Ideally, we can just use the values of $M$ , $b$ , and $x^{(k-1)}$ to perform the computation. The key is in the following equation:

\begin{aligned} Mx^{(k-1)} &= M(M^0 + M^1 + ... + M^{k-1})b\\ &= (M^1 + M^2 + ... + M^k)b\\ &= (M^0 + M^1 + M^2 + ... + M^k)b - M^0b\\ &= x^{(k)} - M^0b\\ &= x^{(k)} - b\\ \end{aligned}

After shuffling the terms, we have:

\begin{aligned} x^{(k)} &= Mx^{(k-1)} + b\\ \end{aligned}

And that is it! Of course, when we are applying Jacobi or Gauss Seidel, we are operating with the good and the bad matrix under the hood:

\begin{aligned} x^{(k)} &= (-G^{-1}B)x^{(k-1)} + G^{-1}b\\ \end{aligned}

This can also be written as:

\begin{aligned} x^{(k)} &= G^{-1}b - (G^{-1}B)x^{(k-1)}\\ \end{aligned}

This would be the general form we need to perform the computation.

The exact formula of Jacobi and Gauss Seidel are then derived from writing each term down and expanding them, which is some painstacking calculation that I am not going to type up in latex. If you trust me, here are the formulas for solving $Ax=b$ .

Jacobi:

x_i^{(k)}=\frac{1}{a_{i i}}\left[\sum_{\substack{j=1, j \neq i}}^n\left(-a_{i j} x_j^{(k-1)}\right)+b_i\right]

Gauss Seidel:

x_i^{(k)}=\frac{1}{a_{i i}}\left[-\sum_{j=1}^{i-1}\left(a_{i j} x_j^{(k)}\right)-\sum_{j=i+1}^n\left(a_{i j} x_j^{(k-1)}\right)+b_i\right]
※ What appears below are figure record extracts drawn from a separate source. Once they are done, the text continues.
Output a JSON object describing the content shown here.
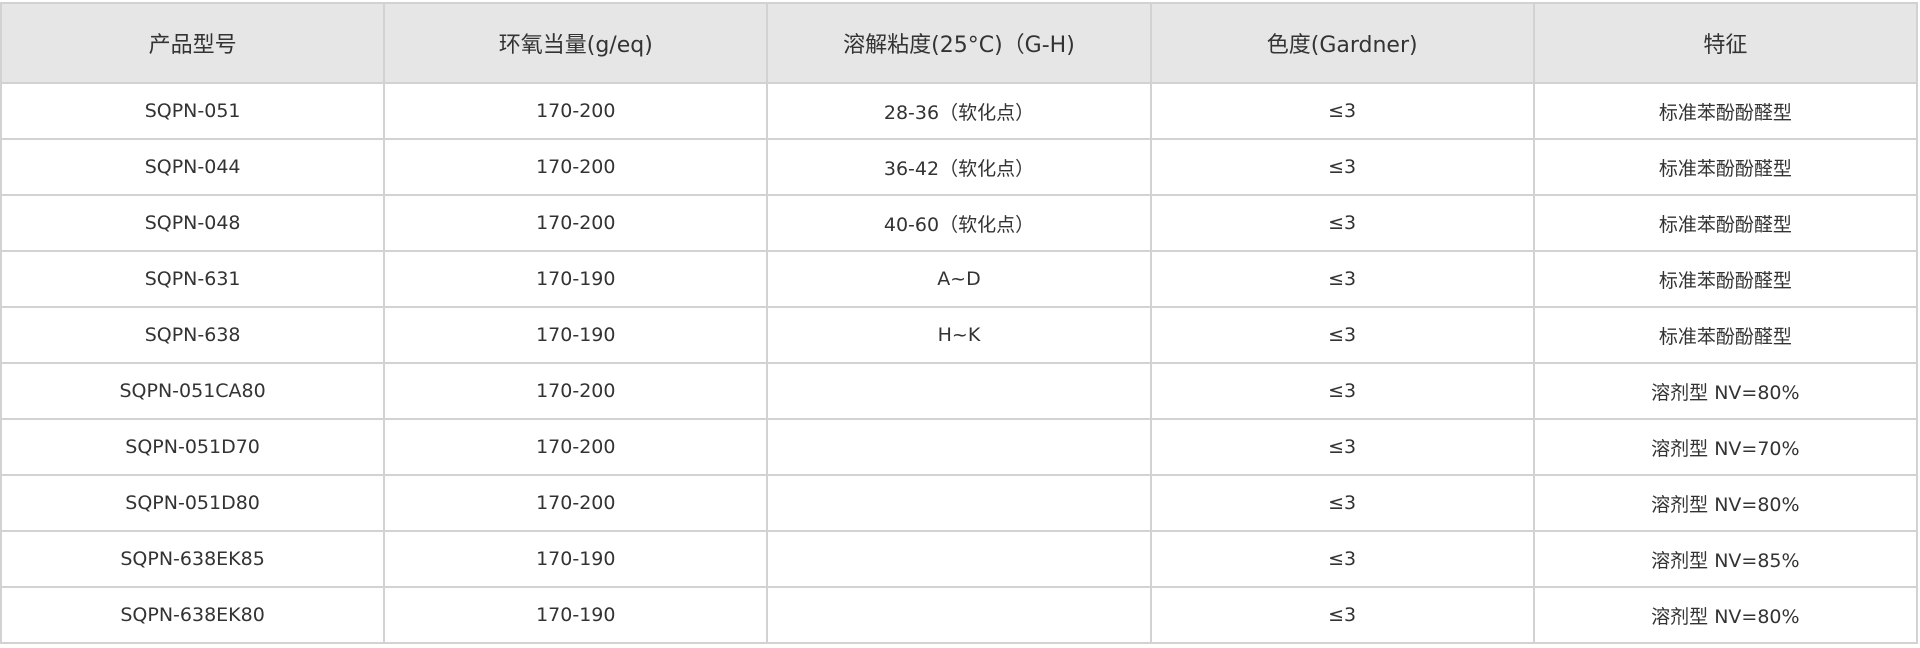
{
  "table": {
    "headers": [
      "产品型号",
      "环氧当量(g/eq)",
      "溶解粘度(25°C)（G-H)",
      "色度(Gardner)",
      "特征"
    ],
    "rows": [
      [
        "SQPN-051",
        "170-200",
        "28-36（软化点）",
        "≤3",
        "标准苯酚酚醛型"
      ],
      [
        "SQPN-044",
        "170-200",
        "36-42（软化点）",
        "≤3",
        "标准苯酚酚醛型"
      ],
      [
        "SQPN-048",
        "170-200",
        "40-60（软化点）",
        "≤3",
        "标准苯酚酚醛型"
      ],
      [
        "SQPN-631",
        "170-190",
        "A~D",
        "≤3",
        "标准苯酚酚醛型"
      ],
      [
        "SQPN-638",
        "170-190",
        "H~K",
        "≤3",
        "标准苯酚酚醛型"
      ],
      [
        "SQPN-051CA80",
        "170-200",
        "",
        "≤3",
        "溶剂型 NV=80%"
      ],
      [
        "SQPN-051D70",
        "170-200",
        "",
        "≤3",
        "溶剂型 NV=70%"
      ],
      [
        "SQPN-051D80",
        "170-200",
        "",
        "≤3",
        "溶剂型 NV=80%"
      ],
      [
        "SQPN-638EK85",
        "170-190",
        "",
        "≤3",
        "溶剂型 NV=85%"
      ],
      [
        "SQPN-638EK80",
        "170-190",
        "",
        "≤3",
        "溶剂型 NV=80%"
      ]
    ]
  }
}
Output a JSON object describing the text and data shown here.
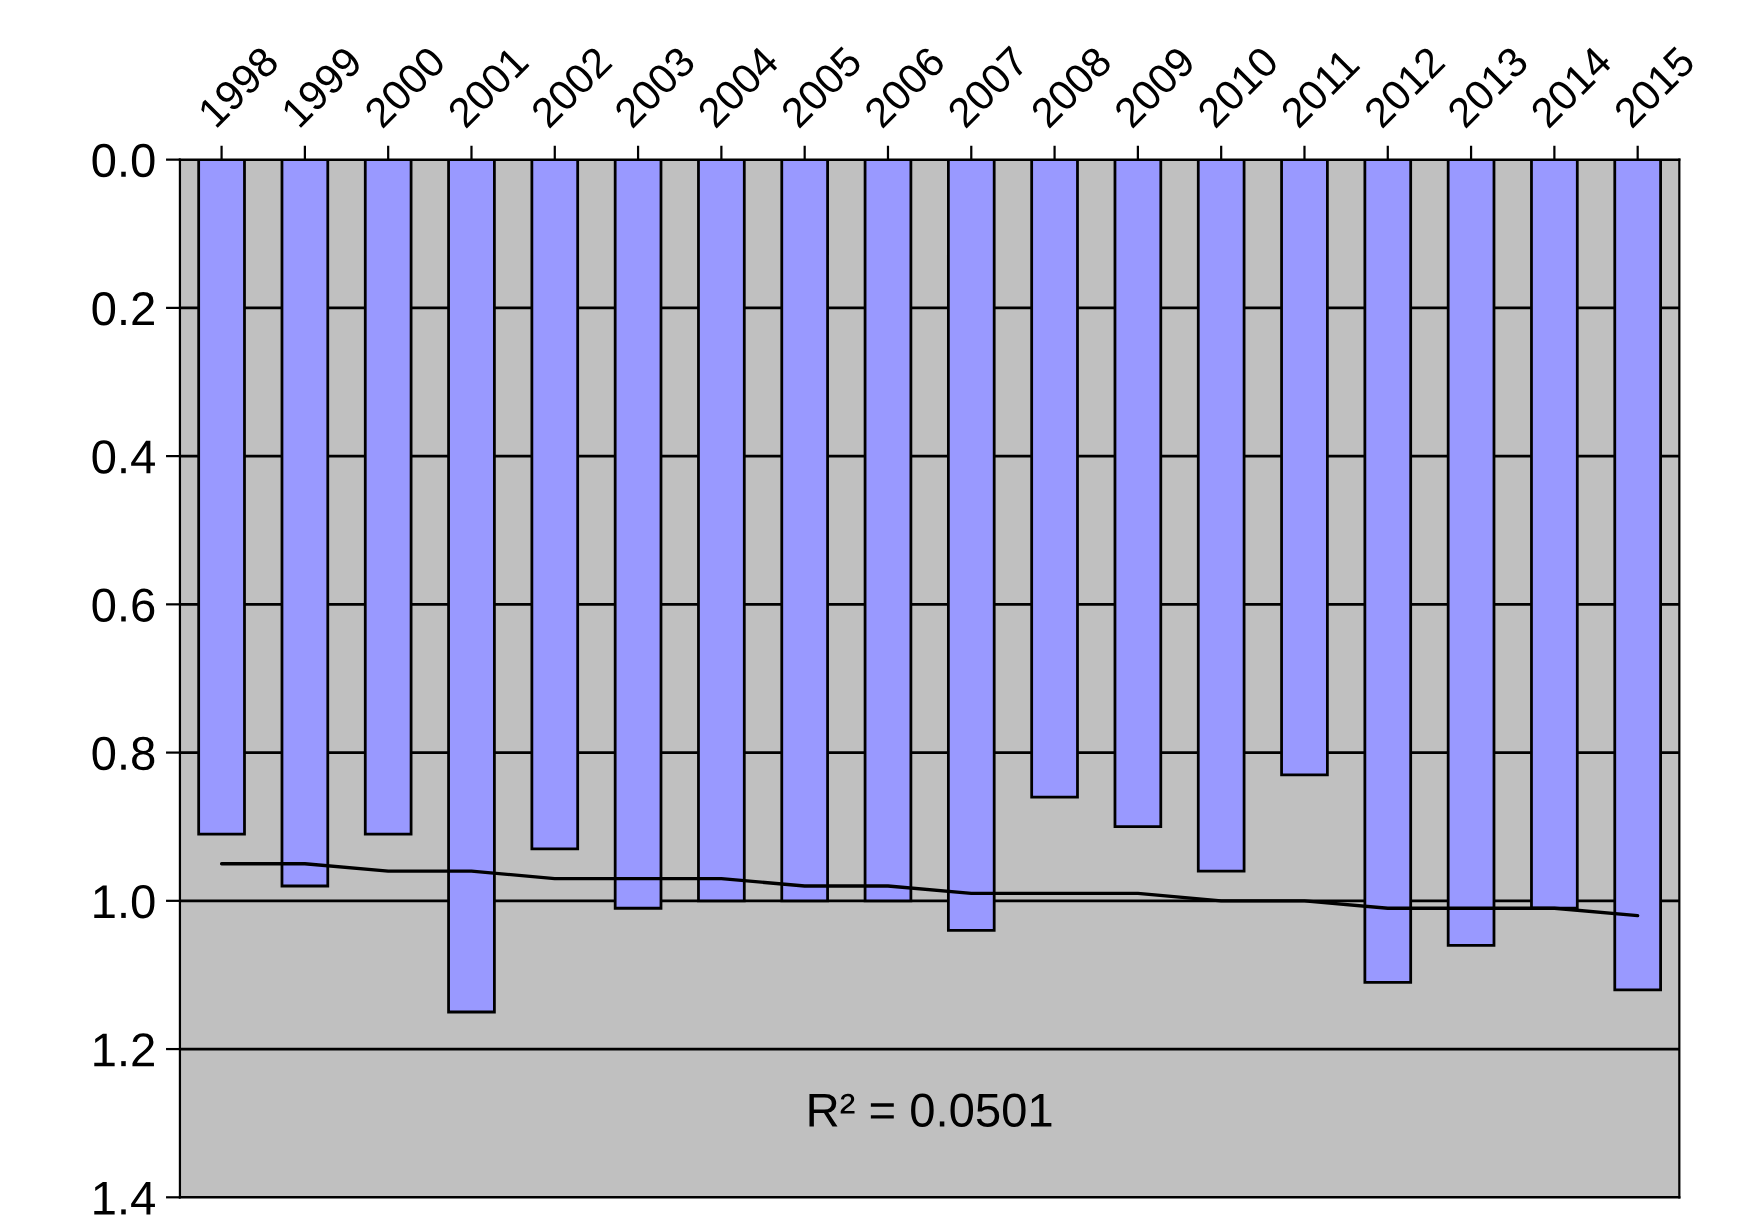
{
  "chart_data": {
    "type": "bar",
    "categories": [
      "1998",
      "1999",
      "2000",
      "2001",
      "2002",
      "2003",
      "2004",
      "2005",
      "2006",
      "2007",
      "2008",
      "2009",
      "2010",
      "2011",
      "2012",
      "2013",
      "2014",
      "2015"
    ],
    "series": [
      {
        "color": "#9999ff",
        "values": [
          0.91,
          0.98,
          0.91,
          1.15,
          0.93,
          1.01,
          1.0,
          1.0,
          1.0,
          1.04,
          0.86,
          0.9,
          0.96,
          0.83,
          1.11,
          1.06,
          1.01,
          1.12
        ]
      },
      {
        "type": "line",
        "color": "#000000",
        "values": [
          0.95,
          0.95,
          0.96,
          0.96,
          0.97,
          0.97,
          0.97,
          0.98,
          0.98,
          0.99,
          0.99,
          0.99,
          1.0,
          1.0,
          1.01,
          1.01,
          1.01,
          1.02
        ]
      }
    ],
    "ylim": [
      1.4,
      0.0
    ],
    "yticks": [
      {
        "value": 0,
        "label": "0.0"
      },
      {
        "value": 0.2,
        "label": "0.2"
      },
      {
        "value": 0.4,
        "label": "0.4"
      },
      {
        "value": 0.6,
        "label": "0.6"
      },
      {
        "value": 0.8,
        "label": "0.8"
      },
      {
        "value": 1.0,
        "label": "1.0"
      },
      {
        "value": 1.2,
        "label": "1.2"
      },
      {
        "value": 1.4,
        "label": "1.4"
      }
    ],
    "grid": "y",
    "annotations": [
      "R² = 0.0501"
    ]
  }
}
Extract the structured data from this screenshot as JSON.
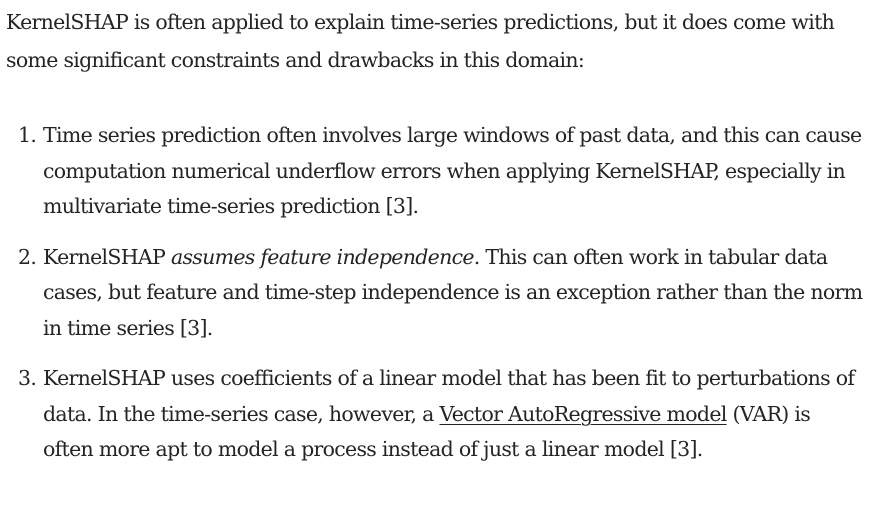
{
  "intro": "KernelSHAP is often applied to explain time-series predictions, but it does come with some significant constraints and drawbacks in this domain:",
  "items": [
    {
      "number": "1.",
      "text": "Time series prediction often involves large windows of past data, and this can cause computation numerical underflow errors when applying KernelSHAP, especially in multivariate time-series prediction [3]."
    },
    {
      "number": "2.",
      "before": "KernelSHAP ",
      "emphasis": "assumes feature independence",
      "after": ". This can often work in tabular data cases, but feature and time-step independence is an exception rather than the norm in time series [3]."
    },
    {
      "number": "3.",
      "before": "KernelSHAP uses coefficients of a linear model that has been fit to perturbations of data. In the time-series case, however, a ",
      "link": "Vector AutoRegressive model",
      "after": " (VAR) is often more apt to model a process instead of just a linear model [3]."
    }
  ]
}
In Gauss Seidel, we skipped quite a bit of computation by using the already computed terms in $x^{(k)}$ instead of revisiting all the terms in $A$ .

In coding practice, the similarity in formulas makes Gauss Seidel almost the same as Jacobi, the only difference being we are throwing away $x^{(k-1)}_i$ immediately after $x^{(k)}_i$ is computed in Gauss Seidel, while in Jacobi we wait until the entire vector $x^{(k)}$ is computed before throwing away $x^{(k-1)}$ all together.